Traditionally Rangeela, an international variety show at Calvin College, celebrates the songs, dances, costumes and dramas of the many cultures that make Calvin home.

This year, Rangeela, to be held at 8 pm on Friday, Feb. 24 and Saturday, Feb. 25, will celebrate the ways the many cultures come together with a show aptly named “Fusion.” Tickets for the performance are $5 and available at the Calvin Box Office. Tickets for the Rangeela dress rehearsal, to be held at 8 pm on Thursday, February 23, cost $2.

Says senior Elikplimi (Eli) Agbenorku, the show's co-director: "We’re trying as much as possible to fuse different cultures. The theme came out of the international students, who are very much a community here, wanting to show how much they’re learning from each other and how much they’re interacting here."

So, while typical Rangeela programs in the past ran through a slate of time-honored dances from Korea, Japan, China, Indonesia (with a few skits thrown in) the acts in this year’s show combine the artistic expressions of several countries.

One example is a dance piece, supported by drumming from Calvin's drum group Sankofa, which combines Native American and West African moves.

Another is a Latin number that pulls together influences like salsa, meringue and reggaetone (Latin rap) from several South American countries.

And Dutch and French travelers connect in a skit about Europe!

“What those two cultures have in common is that they both love cheese," Agbenorku says cryptically.

Others among the 14 acts in the show demonstrate another type of fusion, that of traditional cultures with contemporary and Western influences.

One dance shows how popular music has affected the Nigerian and west African cultures decade by decade from the 1960s until now.

“It’s pretty traditional," Agbenorku says, "but it’s something that was created in the 20th century.
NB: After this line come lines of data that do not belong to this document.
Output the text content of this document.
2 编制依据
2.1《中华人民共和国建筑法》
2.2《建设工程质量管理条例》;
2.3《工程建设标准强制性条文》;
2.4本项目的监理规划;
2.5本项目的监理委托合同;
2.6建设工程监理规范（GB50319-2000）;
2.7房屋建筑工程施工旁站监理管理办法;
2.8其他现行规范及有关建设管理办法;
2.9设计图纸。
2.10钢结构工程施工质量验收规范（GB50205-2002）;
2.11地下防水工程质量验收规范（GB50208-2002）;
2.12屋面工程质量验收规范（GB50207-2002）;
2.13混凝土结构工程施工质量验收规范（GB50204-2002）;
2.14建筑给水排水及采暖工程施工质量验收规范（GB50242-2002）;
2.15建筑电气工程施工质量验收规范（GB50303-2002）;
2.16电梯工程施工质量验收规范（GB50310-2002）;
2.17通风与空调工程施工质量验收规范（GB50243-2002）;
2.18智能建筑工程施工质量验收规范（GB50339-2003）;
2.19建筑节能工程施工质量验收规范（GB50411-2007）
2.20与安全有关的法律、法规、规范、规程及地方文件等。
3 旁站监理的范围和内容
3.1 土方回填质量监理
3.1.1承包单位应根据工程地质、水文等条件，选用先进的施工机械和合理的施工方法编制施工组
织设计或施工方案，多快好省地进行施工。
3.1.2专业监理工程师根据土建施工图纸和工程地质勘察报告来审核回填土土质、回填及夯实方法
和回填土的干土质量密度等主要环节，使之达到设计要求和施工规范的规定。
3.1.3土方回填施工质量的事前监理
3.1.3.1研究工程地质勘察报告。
It starts out with a lot more traditional influence and ends with a lot more Western influence."

And the Japanese So-ran Bushi, based on a fisherman’s chant, has also been modernized.

“It’s more like a yell,” explains junior Yeong Lim, Agbenorku’s co-director and the person responsible for the administrative end of Rangeela. "They made that into a dance. It has a traditional style-with an electric guitar. It has a lot of motion, jumping up and down, flips and cartwheels."

Rangeela does retain a few traditional elements, according to the directors.

Representing China, one artist will play a Zheng, a stringed instrument about eight-feet long and said to have been invented during the Ching Dynasty. Likewise, the Philippine and Indonesian dances are established forms.

But the directors are sold on this year’s theme. They are intent to show that in the age of globalization, culture is not a static thing.

“The world is moving closer and closer together," Agbenorku says. “Culture is evolving. People see what’s out there and decide if they want it or not. People are coming together more and more and they're learning from each other more and more."

The co-directors are well-suited to run a show with a fusion theme.

Agbenorku, though Ghanian, was born in the Ukraine and grew up all over Europe, mainly Poland. An economics and math major at Calvin, he speaks Polish, French, Russian and three Ghanian dialects in addition to English.

Lim, though Korean, was born in Japan and lived there and in Korea before his family moved to the U.S. He majors in communications oral rhetoric and Japanese.

Ultimately, however, Fusion will be an expression of Calvin's international student community, the pair says.

"Especially at Calvin, international students as a community learn a lot about each other, about each other’s food, languages, relationships, religion, cultural practices," says Agbenorku. "So we want people to see that. We’re not merely here to get an education from an American school. We’re also getting a liberal arts education from each other in a lot of respects."